Tvert doesn’t pussyfoot. He’s shouted down the governor and attorney general with a megaphone. He arranged for Mayor Hickenlooper to be followed around by a man in a chicken suit (the infamous “Chickenlooper”). He crashed an appearance by the federal drug czar. He angered the mother of a CSU student who died from alcohol poisoning by suggesting her daughter would be alive if she’d smoked marijuana instead. He antagonized domestic violence advocates by arguing women would be safer if men smoked pot rather than drank beer. “Mason brings a rather uncanny knack for political theater and a pronounced streak of persistence and tenacity,” says political analyst Eric Sondermann.

That knack for theater has helped SAFER’s campaigns: In 2005, Denver voters approved an initiative to decriminalize the adult possession of an ounce or less of marijuana. The city, however, ignored the vote and continued to enforce the stricter state marijuana law. Tvert tried to change state law in 2006, but Colorado voters weren’t as partial to weed as Denver, and the effort failed. The 2007 initiative—the one being debated at the City Council meeting—is a new tactic: an end-run around state law by asking the Denver police to essentially ignore adults with small amounts of marijuana.

Despite his record of working within the system, Tvert’s tactics have earned him the scorn of Colorado’s political establishment. “Mason is incapable of keeping himself under control,” Attorney General John Suthers says. “I believe his tactics have ultimately hurt his cause.” Lindy Eichenbaum Lent, senior adviser to the mayor, agrees. “Many people wonder if his approach is less about making changes and more about making headlines,” she says.

Even his fellow political operatives, a relatively tight clan despite significant political differences, don’t think highly of his methods. “Mason Tvert operates on the squeaky wheel principle, making wild claims and leveling outlandish attacks on his opponents,” says Katy Atkinson, a local political consultant. “His abrasive style gets him attention, but it doesn’t give him credibility.”

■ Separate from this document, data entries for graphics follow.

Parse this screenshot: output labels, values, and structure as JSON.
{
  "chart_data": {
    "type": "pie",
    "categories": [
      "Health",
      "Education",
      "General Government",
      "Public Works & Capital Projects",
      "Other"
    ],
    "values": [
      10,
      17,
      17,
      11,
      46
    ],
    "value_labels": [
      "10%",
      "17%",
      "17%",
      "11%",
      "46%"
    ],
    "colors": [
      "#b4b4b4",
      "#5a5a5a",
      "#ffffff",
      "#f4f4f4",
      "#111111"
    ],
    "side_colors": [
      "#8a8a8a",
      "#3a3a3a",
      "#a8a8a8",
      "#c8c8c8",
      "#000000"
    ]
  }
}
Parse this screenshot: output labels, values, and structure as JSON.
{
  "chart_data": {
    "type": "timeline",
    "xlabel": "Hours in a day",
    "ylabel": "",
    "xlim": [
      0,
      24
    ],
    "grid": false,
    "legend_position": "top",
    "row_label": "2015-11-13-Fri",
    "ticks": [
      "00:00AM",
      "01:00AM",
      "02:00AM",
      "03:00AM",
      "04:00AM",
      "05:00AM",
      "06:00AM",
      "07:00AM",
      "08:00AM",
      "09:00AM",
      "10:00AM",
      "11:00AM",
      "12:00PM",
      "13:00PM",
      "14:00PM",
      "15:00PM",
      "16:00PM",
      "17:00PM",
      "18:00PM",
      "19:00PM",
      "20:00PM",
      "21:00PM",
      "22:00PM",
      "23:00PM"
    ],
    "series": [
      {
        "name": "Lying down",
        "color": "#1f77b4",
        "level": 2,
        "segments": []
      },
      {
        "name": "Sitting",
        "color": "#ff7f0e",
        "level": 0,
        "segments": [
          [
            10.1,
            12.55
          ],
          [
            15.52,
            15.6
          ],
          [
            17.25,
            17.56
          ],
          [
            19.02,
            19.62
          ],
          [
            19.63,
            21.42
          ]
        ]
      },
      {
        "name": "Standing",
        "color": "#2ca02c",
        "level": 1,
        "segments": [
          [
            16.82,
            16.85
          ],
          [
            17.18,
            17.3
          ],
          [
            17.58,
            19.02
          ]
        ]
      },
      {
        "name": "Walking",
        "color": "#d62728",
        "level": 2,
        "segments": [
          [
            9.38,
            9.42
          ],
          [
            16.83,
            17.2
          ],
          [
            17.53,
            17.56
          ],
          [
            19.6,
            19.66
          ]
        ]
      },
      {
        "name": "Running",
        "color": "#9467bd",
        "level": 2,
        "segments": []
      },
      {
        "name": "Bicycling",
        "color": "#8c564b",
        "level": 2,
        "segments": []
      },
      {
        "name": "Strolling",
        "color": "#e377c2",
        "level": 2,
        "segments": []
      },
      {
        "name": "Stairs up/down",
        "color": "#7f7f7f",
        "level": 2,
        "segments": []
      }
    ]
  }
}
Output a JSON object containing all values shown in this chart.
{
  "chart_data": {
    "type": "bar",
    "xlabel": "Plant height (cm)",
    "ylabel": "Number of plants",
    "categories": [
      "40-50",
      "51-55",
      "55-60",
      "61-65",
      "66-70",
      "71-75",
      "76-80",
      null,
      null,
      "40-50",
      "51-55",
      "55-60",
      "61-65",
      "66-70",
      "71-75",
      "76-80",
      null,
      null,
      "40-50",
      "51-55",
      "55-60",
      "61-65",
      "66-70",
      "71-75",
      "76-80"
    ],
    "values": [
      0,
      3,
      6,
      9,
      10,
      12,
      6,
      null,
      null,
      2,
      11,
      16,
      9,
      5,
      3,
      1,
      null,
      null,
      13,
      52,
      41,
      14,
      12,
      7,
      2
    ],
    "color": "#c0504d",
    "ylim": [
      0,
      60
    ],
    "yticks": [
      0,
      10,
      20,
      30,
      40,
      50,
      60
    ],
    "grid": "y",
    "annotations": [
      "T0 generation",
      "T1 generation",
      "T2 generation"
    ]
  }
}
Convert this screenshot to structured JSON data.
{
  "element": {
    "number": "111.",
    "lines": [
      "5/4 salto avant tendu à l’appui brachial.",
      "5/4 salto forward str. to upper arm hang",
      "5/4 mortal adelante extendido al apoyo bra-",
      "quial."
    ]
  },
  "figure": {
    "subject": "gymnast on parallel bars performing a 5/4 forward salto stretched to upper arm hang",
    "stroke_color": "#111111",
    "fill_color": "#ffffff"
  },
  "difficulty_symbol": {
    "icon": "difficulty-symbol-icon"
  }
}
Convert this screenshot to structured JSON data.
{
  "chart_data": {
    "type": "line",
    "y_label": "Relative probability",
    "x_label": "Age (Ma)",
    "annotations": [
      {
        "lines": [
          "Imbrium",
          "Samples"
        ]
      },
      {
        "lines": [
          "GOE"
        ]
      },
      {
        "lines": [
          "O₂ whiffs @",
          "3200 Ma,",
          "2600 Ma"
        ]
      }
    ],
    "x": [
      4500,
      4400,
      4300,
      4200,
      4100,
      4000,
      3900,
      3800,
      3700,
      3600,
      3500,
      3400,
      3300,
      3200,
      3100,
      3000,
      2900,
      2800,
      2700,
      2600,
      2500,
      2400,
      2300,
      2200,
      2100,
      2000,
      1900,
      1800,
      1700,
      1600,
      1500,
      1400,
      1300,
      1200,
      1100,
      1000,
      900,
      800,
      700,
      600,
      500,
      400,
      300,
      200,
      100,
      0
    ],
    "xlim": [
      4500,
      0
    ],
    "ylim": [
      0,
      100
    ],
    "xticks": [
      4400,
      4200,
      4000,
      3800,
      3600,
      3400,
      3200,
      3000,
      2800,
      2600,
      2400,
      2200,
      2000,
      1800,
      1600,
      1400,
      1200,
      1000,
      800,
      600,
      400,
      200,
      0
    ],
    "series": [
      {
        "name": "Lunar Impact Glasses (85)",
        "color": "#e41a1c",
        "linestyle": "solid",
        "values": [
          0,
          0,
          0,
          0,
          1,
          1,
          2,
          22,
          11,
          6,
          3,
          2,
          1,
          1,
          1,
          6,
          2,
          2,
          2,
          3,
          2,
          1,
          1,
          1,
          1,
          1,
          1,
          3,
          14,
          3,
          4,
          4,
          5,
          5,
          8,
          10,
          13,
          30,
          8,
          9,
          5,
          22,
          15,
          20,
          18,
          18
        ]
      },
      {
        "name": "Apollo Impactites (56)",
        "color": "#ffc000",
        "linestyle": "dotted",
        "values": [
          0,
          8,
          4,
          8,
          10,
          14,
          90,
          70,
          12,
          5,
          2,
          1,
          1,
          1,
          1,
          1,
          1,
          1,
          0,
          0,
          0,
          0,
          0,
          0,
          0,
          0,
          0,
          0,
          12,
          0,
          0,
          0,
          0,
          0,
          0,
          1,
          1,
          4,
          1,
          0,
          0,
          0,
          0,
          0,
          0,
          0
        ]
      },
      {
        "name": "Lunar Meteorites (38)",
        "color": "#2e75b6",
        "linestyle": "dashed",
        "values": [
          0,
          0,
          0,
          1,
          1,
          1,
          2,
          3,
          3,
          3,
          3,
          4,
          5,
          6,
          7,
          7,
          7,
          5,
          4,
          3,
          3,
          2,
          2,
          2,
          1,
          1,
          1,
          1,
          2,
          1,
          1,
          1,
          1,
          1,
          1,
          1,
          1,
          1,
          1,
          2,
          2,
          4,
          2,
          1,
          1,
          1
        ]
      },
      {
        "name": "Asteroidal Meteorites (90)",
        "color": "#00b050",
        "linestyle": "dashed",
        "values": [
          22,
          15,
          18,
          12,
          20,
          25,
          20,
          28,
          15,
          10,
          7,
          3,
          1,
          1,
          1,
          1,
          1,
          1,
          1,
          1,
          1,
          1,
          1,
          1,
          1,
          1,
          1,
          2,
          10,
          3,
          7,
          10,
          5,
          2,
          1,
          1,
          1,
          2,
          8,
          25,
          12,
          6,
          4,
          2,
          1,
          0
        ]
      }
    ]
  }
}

“Obviously, I’m a spoiled media slut,” Tvert says, dismissing the criticism. “[But] we’ve come to accept the fact that this is an issue that the press doesn’t cover. This is an issue that elected officials won’t just take up. It has to be put in front of them.” If that means another year of the Chickenlooper, hammering away at the SAFER message, so be it. “We want to change the laws, but ultimately our goal is to change people,” Tvert says. “And we want to change people so they want to change the laws.”